Banks have found an unusual way to comply with the Community Reinvestment Act (CRA), the federal law requiring them to bolster the economies of low-income neighborhoods: They’re funding a program dedicated to fighting crime in nursing homes.
While critics say the program circumvents the spirit of the CRA, backing by U.S. financial regulators has helped the Senior Housing Crime Prevention Foundation sign up 250 banks in 47 states to lend or invest almost $350 million for its Senior Crimestoppers program. The money pays for personal lockboxes for nursing home residents, a 24-hour crime-reporting hot line, and entertainment including karaoke machines and video game systems.
Banks that don’t comply with the CRA, which took effect in 1977, must face restrictions when they seek to expand.

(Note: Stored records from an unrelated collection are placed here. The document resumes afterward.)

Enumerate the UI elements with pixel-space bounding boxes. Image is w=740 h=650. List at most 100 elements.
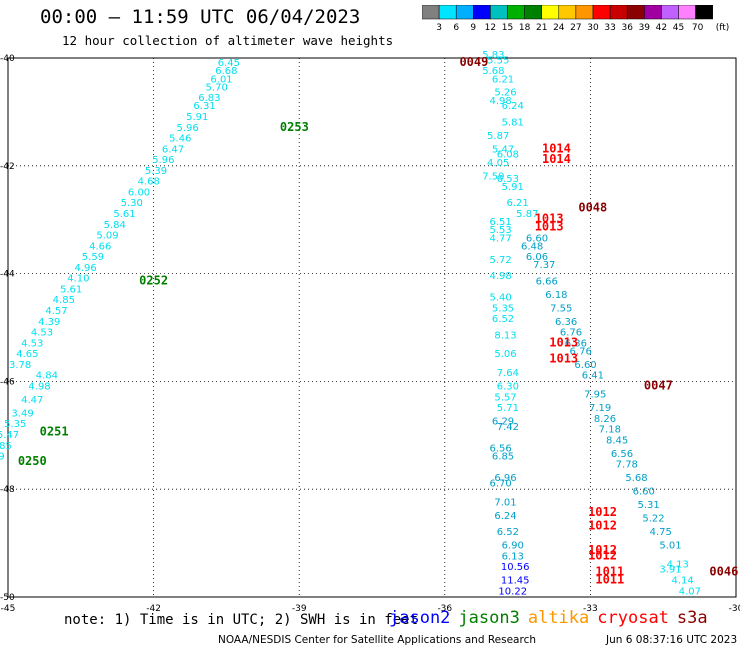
pass-time-label: 1013 bbox=[549, 335, 578, 349]
wave-height-label: 6.83 bbox=[198, 93, 220, 104]
pass-time-label: 0253 bbox=[280, 120, 309, 134]
x-tick-label: -30 bbox=[729, 604, 740, 614]
wave-height-label: 5.96 bbox=[176, 123, 198, 134]
wave-height-label: 4.68 bbox=[138, 177, 160, 188]
wave-height-label: 6.00 bbox=[128, 187, 150, 198]
wave-height-label: 4.57 bbox=[45, 306, 67, 317]
wave-height-label: 5.87 bbox=[487, 131, 509, 142]
wave-height-label: 10.56 bbox=[501, 562, 530, 573]
wave-height-label: 4.96 bbox=[75, 263, 97, 274]
wave-height-label: 7.95 bbox=[584, 390, 606, 401]
legend-item-altika: altika bbox=[527, 608, 590, 628]
colorbar-unit: (ft) bbox=[716, 23, 730, 33]
wave-height-label: 4.53 bbox=[21, 338, 43, 349]
legend-item-jason2: jason2 bbox=[389, 608, 451, 628]
pass-time-label: 0049 bbox=[459, 55, 488, 69]
wave-height-label: 5.70 bbox=[206, 82, 228, 93]
wave-height-label: 5.72 bbox=[489, 255, 511, 266]
plot-frame bbox=[7, 57, 737, 598]
wave-height-label: 5.47 bbox=[492, 144, 514, 155]
wave-height-label: 6.76 bbox=[570, 346, 592, 357]
wave-height-label: 3.49 bbox=[11, 408, 33, 419]
wave-height-label: 7.37 bbox=[533, 260, 555, 271]
wave-height-label: 4.75 bbox=[650, 527, 672, 538]
wave-height-label: 6.41 bbox=[582, 371, 604, 382]
wave-height-label: 5.61 bbox=[60, 284, 82, 295]
wave-height-label: 6.36 bbox=[565, 338, 587, 349]
wave-height-label: 7.01 bbox=[494, 497, 516, 508]
wave-height-label: 7.64 bbox=[497, 368, 519, 379]
wave-height-label: 4.10 bbox=[67, 274, 89, 285]
pass-time-label: 0046 bbox=[709, 564, 738, 578]
wave-height-label: 5.09 bbox=[96, 231, 118, 242]
legend-item-s3a: s3a bbox=[676, 608, 708, 628]
wave-height-label: 4.98 bbox=[489, 96, 511, 107]
wave-height-label: 5.68 bbox=[482, 66, 504, 77]
wave-height-label: 4.85 bbox=[53, 295, 75, 306]
pass-time-label: 1012 bbox=[588, 519, 617, 533]
pass-time-label: 1013 bbox=[549, 352, 578, 366]
legend-item-cryosat: cryosat bbox=[597, 608, 669, 628]
wave-height-label: 5.59 bbox=[82, 252, 104, 263]
wave-height-label: 3.91 bbox=[659, 565, 681, 576]
wave-height-label: 5.91 bbox=[186, 112, 208, 123]
colorbar-swatch bbox=[695, 5, 713, 20]
y-tick-label: -42 bbox=[0, 162, 15, 172]
colorbar-tick-label: 15 bbox=[502, 23, 513, 33]
wave-height-label: 6.56 bbox=[489, 443, 511, 454]
wave-height-label: 4.13 bbox=[667, 559, 689, 570]
wave-height-label: 5.26 bbox=[494, 88, 516, 99]
colorbar-tick-label: 3 bbox=[436, 23, 442, 33]
colorbar-tick-label: 24 bbox=[553, 23, 565, 33]
wave-height-label: 5.91 bbox=[502, 182, 524, 193]
wave-height-label: 5.61 bbox=[113, 209, 135, 220]
wave-height-label: 6.53 bbox=[497, 174, 519, 185]
wave-height-label: 4.77 bbox=[489, 233, 511, 244]
wave-height-label: 4.05 bbox=[487, 158, 509, 169]
wave-height-label: 6.52 bbox=[492, 314, 514, 325]
colorbar-tick-label: 36 bbox=[621, 23, 633, 33]
wave-height-label: 5.35 bbox=[492, 303, 514, 314]
wave-height-label: 4.85 bbox=[0, 441, 12, 452]
wave-height-label: 5.87 bbox=[516, 209, 538, 220]
wave-height-label: 7.19 bbox=[589, 403, 611, 414]
wave-height-label: 6.60 bbox=[633, 487, 655, 498]
wave-height-label: 8.45 bbox=[606, 435, 628, 446]
wave-height-label: 6.36 bbox=[555, 317, 577, 328]
wave-height-label: 6.01 bbox=[210, 74, 232, 85]
satellite-legend: jason2 jason3 altika cryosat s3a bbox=[389, 608, 716, 628]
x-tick-label: -33 bbox=[583, 604, 598, 614]
wave-height-label: 6.90 bbox=[502, 540, 524, 551]
pass-time-label: 1013 bbox=[535, 219, 564, 233]
wave-height-label: 6.52 bbox=[497, 527, 519, 538]
colorbar-tick-label: 39 bbox=[639, 23, 651, 33]
wave-height-label: 6.45 bbox=[218, 58, 240, 69]
wave-height-label: 4.07 bbox=[679, 586, 701, 597]
wave-height-label: 5.06 bbox=[494, 349, 516, 360]
wave-height-label: 5.35 bbox=[4, 419, 26, 430]
wave-height-label: 5.46 bbox=[169, 134, 191, 145]
wave-height-label: 3.89 bbox=[0, 452, 5, 463]
colorbar-tick-label: 33 bbox=[604, 23, 615, 33]
colorbar-tick-label: 27 bbox=[570, 23, 581, 33]
wave-height-label: 6.08 bbox=[497, 150, 519, 161]
colorbar-tick-label: 12 bbox=[485, 23, 496, 33]
wave-height-label: 5.96 bbox=[152, 155, 174, 166]
wave-height-label: 6.48 bbox=[521, 241, 543, 252]
colorbar-tick-label: 30 bbox=[587, 23, 599, 33]
wave-height-label: 6.96 bbox=[494, 473, 516, 484]
map-subtitle: 12 hour collection of altimeter wave hei… bbox=[62, 33, 394, 48]
wave-height-label: 8.13 bbox=[494, 330, 516, 341]
pass-time-label: 1011 bbox=[595, 573, 624, 587]
y-tick-label: -48 bbox=[0, 485, 15, 495]
wave-height-label: 6.60 bbox=[574, 360, 596, 371]
pass-time-label: 1013 bbox=[535, 211, 564, 225]
wave-height-label: 4.66 bbox=[89, 241, 111, 252]
wave-height-label: 6.68 bbox=[215, 66, 237, 77]
colorbar-tick-label: 45 bbox=[673, 23, 684, 33]
credit-line: NOAA/NESDIS Center for Satellite Applica… bbox=[218, 634, 536, 646]
wave-height-label: 6.85 bbox=[492, 452, 514, 463]
footnote: note: 1) Time is in UTC; 2) SWH is in fe… bbox=[64, 612, 419, 628]
wave-height-label: 6.18 bbox=[545, 290, 567, 301]
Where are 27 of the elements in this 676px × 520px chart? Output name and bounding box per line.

While some large banks such as SunTrust Bank and BB&T participate in Senior Crimestoppers, the program has special appeal for institutions with a few billion dollars in assets that may have difficulty competing with bigger banks for CRA-qualified investments, foundation officials say. Spokesmen for SunTrust and BB&T declined to comment.
Banks that donate to the foundation are doing little to promote economic development, says Peter Skillern, executive director of the Community Reinvestment Association of North Carolina, a nonprofit advocacy group. “That is not in any way related to lending or investing in neighborhoods,” Skillern says.
Banks giving money to Senior Crimestoppers get CRA credit for more than they actually contribute. They park their donations in government bonds or other instruments of their choosing and keep any returns above a 1 percent fee they turn over to Senior Crimestoppers. The organization uses its cut to pay for the lockboxes and other program expenses. The banks get their principal back in several years, and regulators routinely give them credit for the full amount on deposit with the program, rather than just the 1 percent in interest they effectively donate.